Is it such a stretch to envisage all our houses having mini solar, wind, and rainfall units that complement bigger changes undertaken by companies like the ESB, asks Joe Gill
I invested in a water butt last week. That’s a grandiose description of exchanging €30 for a container with a capacity for 70 litres. It’s also an anecdote about climate change, politics, and individual responsibility.
I connected the container to a drain pipe, at the back of the house, which captures water off two eaves in the roof. After a week, I had 70 litres of fresh rain water that was applied, for free, to the garden. Amid water hosepipe bans and alarmist headlines about the country facing a crisis, here I was, at a micro level, dealing with climate change.
The lessons are fairly clear; no rocket science is needed for average citizens to manage the challenge posed by nature; for €30, I have solved a supply for fresh water for the garden. Assuming the butt lasts at least 10 years, that water is costing me less than 6c per week.
Imagine if every house in the country bought a water butt. How much of the mains water supply would be saved? An acquaintance of mine is involved in the production of vessels that contain liquid. He argues a much bigger opportunity exists to tap natural rainfall to supply households.
Water tanks with far greater capacity can take rainfall off roofs and store it for usage in lavatories and gardens. That would take a large percentage of water demand away from the current systems. Bring my simple, one-house solution to water shortage up to a national level and what could we achieve?
As technology and scale production drive down the price of equipment needed to generate solar and wind energy, it will not be long before households can play a much bigger part in delivering solutions to energy hurdles.

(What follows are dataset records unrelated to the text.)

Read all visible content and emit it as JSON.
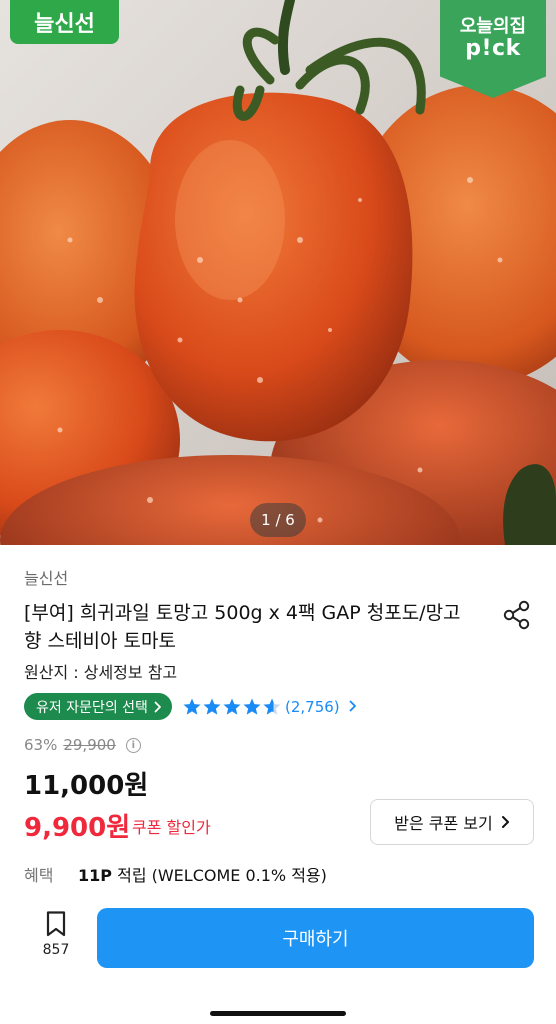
{
  "hero": {
    "brand_badge": "늘신선",
    "pick_badge_line1": "오늘의집",
    "pick_badge_line2": "p!ck",
    "page_indicator": "1 / 6"
  },
  "product": {
    "seller": "늘신선",
    "title": "[부여] 희귀과일 토망고 500g x 4팩 GAP 청포도/망고향 스테비아 토마토",
    "origin": "원산지 : 상세정보 참고",
    "expert_badge": "유저 자문단의 선택",
    "rating": 4.8,
    "review_count": "(2,756)",
    "discount_rate": "63%",
    "original_price": "29,900",
    "price": "11,000원",
    "coupon_price": "9,900원",
    "coupon_label": "쿠폰 할인가",
    "coupon_button": "받은 쿠폰 보기",
    "benefit_label": "혜택",
    "benefit_points": "11P",
    "benefit_desc": "적립 (WELCOME 0.1% 적용)"
  },
  "bottom_bar": {
    "wish_count": "857",
    "buy_label": "구매하기"
  },
  "colors": {
    "brand_green": "#2fa84a",
    "expert_green": "#1d8b4d",
    "link_blue": "#1a8bf5",
    "coupon_red": "#f0283c",
    "buy_blue": "#1e95f5"
  },
  "icons": {
    "share": "share-icon",
    "bookmark": "bookmark-icon",
    "star": "star-icon",
    "info": "info-icon",
    "chevron": "chevron-right-icon"
  }
}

Taxpayers, energy companies, and the Government have to work together to devise and provide solutions. Is it such a stretch to envisage all our houses having mini solar, wind, and rainfall units that complement bigger changes undertaken by companies like the ESB?
The demand for such solutions will emanate from the ground up, as individuals recognise their ability to contribute, while growing pressure and financial fines from the European Commission encourage government to flex the exchequer in support of novel, but powerful, ways of managing the new realities of nature.
Joe Gill is director of corporate broking with Goodbody Stockbrokers. His views are personal.